Every point on this plane is represented by an ordered pair, \((x,y)\), where \(x\) indicates the horizontal position and \(y\) indicates the vertical position.

• The positive direction on the x-axis is to the right, while the negative direction is to the left.
• On the y-axis, positive values go up and negative values go down.

Understanding the coordinate plane allows us to easily plot and locate points, and analyze the relationships between different points.

A line segment is a part of a line that is bounded by two distinct endpoints. It is the shortest path between those endpoints on the coordinate plane.

Unlike a line, which extends infinitely in both directions, a line segment has a defined length. In mathematical problems, line segments are often used to describe the distance or relationship between two points.

When working with line segments on a coordinate plane:

• The endpoints are identified using coordinates, such as \((x_1, y_1)\) and \((x_2, y_2)\).
• The properties of line segments, such as their length, can be calculated using formulas, like the distance formula.

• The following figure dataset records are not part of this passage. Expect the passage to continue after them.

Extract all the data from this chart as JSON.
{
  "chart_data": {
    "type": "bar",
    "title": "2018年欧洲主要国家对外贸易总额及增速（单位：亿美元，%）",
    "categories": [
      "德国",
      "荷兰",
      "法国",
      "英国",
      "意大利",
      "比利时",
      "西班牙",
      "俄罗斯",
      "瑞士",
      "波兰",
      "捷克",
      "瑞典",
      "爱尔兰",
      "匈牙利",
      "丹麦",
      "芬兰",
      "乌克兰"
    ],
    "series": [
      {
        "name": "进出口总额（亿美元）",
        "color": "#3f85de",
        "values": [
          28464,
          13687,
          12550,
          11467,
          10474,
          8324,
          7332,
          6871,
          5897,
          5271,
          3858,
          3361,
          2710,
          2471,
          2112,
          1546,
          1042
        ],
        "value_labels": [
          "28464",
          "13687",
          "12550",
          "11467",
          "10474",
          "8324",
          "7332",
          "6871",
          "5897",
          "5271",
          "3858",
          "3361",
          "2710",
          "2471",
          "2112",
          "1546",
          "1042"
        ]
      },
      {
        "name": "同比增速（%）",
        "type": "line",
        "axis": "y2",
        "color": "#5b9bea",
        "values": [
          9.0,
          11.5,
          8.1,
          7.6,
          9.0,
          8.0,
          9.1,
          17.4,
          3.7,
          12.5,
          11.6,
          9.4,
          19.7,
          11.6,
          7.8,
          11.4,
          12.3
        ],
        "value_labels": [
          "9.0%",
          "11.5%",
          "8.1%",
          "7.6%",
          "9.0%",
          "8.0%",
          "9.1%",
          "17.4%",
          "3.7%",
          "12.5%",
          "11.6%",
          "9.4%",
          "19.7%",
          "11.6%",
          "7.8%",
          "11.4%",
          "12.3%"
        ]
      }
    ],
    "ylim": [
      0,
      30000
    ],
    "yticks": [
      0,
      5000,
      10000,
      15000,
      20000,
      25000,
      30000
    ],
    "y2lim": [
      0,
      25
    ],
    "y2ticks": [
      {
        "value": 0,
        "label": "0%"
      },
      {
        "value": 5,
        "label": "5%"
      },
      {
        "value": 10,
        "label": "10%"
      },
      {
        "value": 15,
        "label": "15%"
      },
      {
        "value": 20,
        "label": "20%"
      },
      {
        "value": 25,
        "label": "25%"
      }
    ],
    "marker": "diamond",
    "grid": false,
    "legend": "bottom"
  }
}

Line segments are a fundamental concept in geometry and are essential for understanding more complex geometric shapes.

The midpoint of a line segment is the point that is exactly halfway between its endpoints. It divides the line segment into two equal parts. Calculating the midpoint is crucial in geometry, as it helps in various applications like bisecting angles and segments.

We use the midpoint formula to find this point's coordinates. Given endpoints \((x_1, y_1)\) and \((x_2, y_2)\), the midpoint \((x_m, y_m)\) can be found using:\[x_m = \frac{x_1 + x_2}{2}, \quad y_m = \frac{y_1 + y_2}{2}\]

In the exercise mentioned, point \(M(6,8)\) was given as the midpoint, which helped us derive the unknown endpoint \(B\). Knowing how to find a midpoint allows you to solve many geometric problems easily.

Plotting points on a coordinate plane involves placing a dot at the location specified by an ordered pair, \((x, y)\). This activity is foundational for graphing equations and understanding geometric figures.

To plot a point:

• Start at the origin \((0,0)\), and move horizontally to the x-value.
• Then, move vertically to the y-value.
• Mark the intersection of these movements with a point.

In our problem, the points \(M(6,8)\) and \(A(2,3)\) are plotted first. This visualization helps in understanding their spatial relationship, allowing us to use the midpoint formula effectively. Being skilled at plotting points enhances your ability to interpret and solve geometric problems.